NOTES

Introduction

From The Winning of the West

 

“Danach schlug er wieder einen Büffel und einen Elk

Vier starkes Auer nieder and einen grimmen Schelk,

So schnell trug ihn die Mähre, dasz ihm nichts entsprang;

Hinden and Hirsche wurden viele sein Fang.

. . . . . . . ein Waldthier fürchterlich.

Einen wilden Bären.”

 

Siegfried’s elk was our moose; and like the American frontiersmen of to-day, the old German singer calls the Wisent or Bison a buffalo—European sportsmen now committing an equally bad blunder by giving it the name of the extinct aurochs. Be it observed also that the hard fighting, hard drinking, boastful hero of Nieblung fame used a “spür hund,” just as his representative of Kentucky or Tennessee used a track hound a thousand years later.
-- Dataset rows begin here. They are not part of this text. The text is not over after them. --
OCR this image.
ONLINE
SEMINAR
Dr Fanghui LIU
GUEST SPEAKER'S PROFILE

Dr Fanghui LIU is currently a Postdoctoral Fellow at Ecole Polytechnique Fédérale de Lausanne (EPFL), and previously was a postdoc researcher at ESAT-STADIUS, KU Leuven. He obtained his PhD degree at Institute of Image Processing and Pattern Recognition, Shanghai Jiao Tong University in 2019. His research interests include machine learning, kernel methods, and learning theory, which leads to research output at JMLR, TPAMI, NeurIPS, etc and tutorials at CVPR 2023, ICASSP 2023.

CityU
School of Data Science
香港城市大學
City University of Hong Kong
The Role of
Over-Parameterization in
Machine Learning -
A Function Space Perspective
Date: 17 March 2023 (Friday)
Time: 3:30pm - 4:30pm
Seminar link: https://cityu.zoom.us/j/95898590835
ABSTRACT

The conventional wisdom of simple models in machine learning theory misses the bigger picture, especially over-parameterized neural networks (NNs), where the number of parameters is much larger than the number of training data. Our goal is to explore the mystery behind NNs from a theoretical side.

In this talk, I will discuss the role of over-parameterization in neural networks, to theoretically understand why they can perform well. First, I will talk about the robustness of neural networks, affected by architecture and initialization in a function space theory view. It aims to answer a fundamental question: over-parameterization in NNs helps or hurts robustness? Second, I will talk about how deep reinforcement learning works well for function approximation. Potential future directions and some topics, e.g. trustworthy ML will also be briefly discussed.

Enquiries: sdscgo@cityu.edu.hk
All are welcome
Frontiersmen are often content with the merest printed trash; but the better men among them appreciate really good literature quite as much as any other class of people. In the long winter evenings they study to good purpose books as varied as Dante, Josephus, Macaulay, Longfellow, Parton’s “Life of Jackson,” and the Rollo stories—to mention only volumes that have been especial favorites with my own cowboys and hunters.

There were three different kinds of explorers: Boon represents the hunters; the McAfees represent the would-be settlers; and Floyd’s party the surveyors who mapped out the land for owners of land grants. In 1774, there were parties of each kind in Kentucky. Floyd’s experience shows that these parties were continually meeting others and splitting up; he started out with eight men, at one time was in a body with thirty-seven, and returned home with four.

The journal is written in a singularly clear and legible hand, evidently by a man of good education.